One-Sentence Takeaway: Estimated CATEs can be used to construct near-optimal treatment assignment policies, and the welfare gains from targeting relative to random assignment are substantial when effect heterogeneity is large.

References

  1. Athey, S. and Wager, S. (2021). Policy learning with observational data. Econometrica, 89(1):133-161.
  2. Chernozhukov, V., Demirer, M., Duflo, E., and Fernandez-Val, I. (2024). Generic machine learning inference on heterogeneous treatment effects in randomised experiments. Econometrica, 92(3):1071-1096.
  3. Oprescu, M., Syrgkanis, V., Battocchi, K., Lewis, G., and Deng, Y. (2024). Large-scale CATE estimation: Comparing S, T, X-learners and causal forests on 14 million records. arXiv preprint, 2604.06123
  4. Rehill, P. (2025). How applied researchers use the causal forest: A systematic methodological review.
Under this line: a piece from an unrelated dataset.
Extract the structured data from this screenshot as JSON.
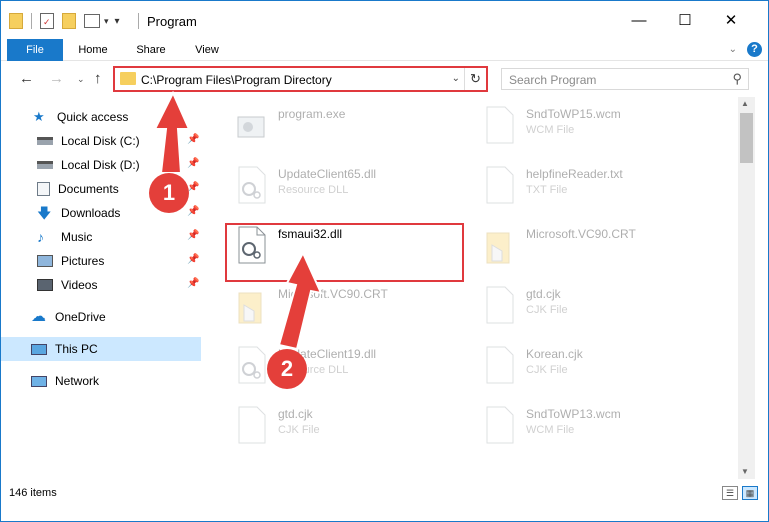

International Statistical Review, 93(1):1-28
  5. Wager, S. and Athey, S. (2018). Estimation and inference of heterogeneous treatment effects using random forests. Journal of the American Statistical Association, 113(523):1228-1242.
  6. Künzel, S. R., Sekhon, J. S., Bickel, P. J., and Yu, B. (2019). Metalearners for estimating heterogeneous treatment effects using machine learning. Proceedings of the National Academy of Sciences, 116(10):4156-4165
  7. Chernozhukov, V., Chetverikov, D., Demirer, M., Duflo, E., Hansen, C., Newey, W., and Robins, J. (2018). Double/debiased machine learning for treatment and structural parameters. Econometrics Journal, 21(1):C1-C68.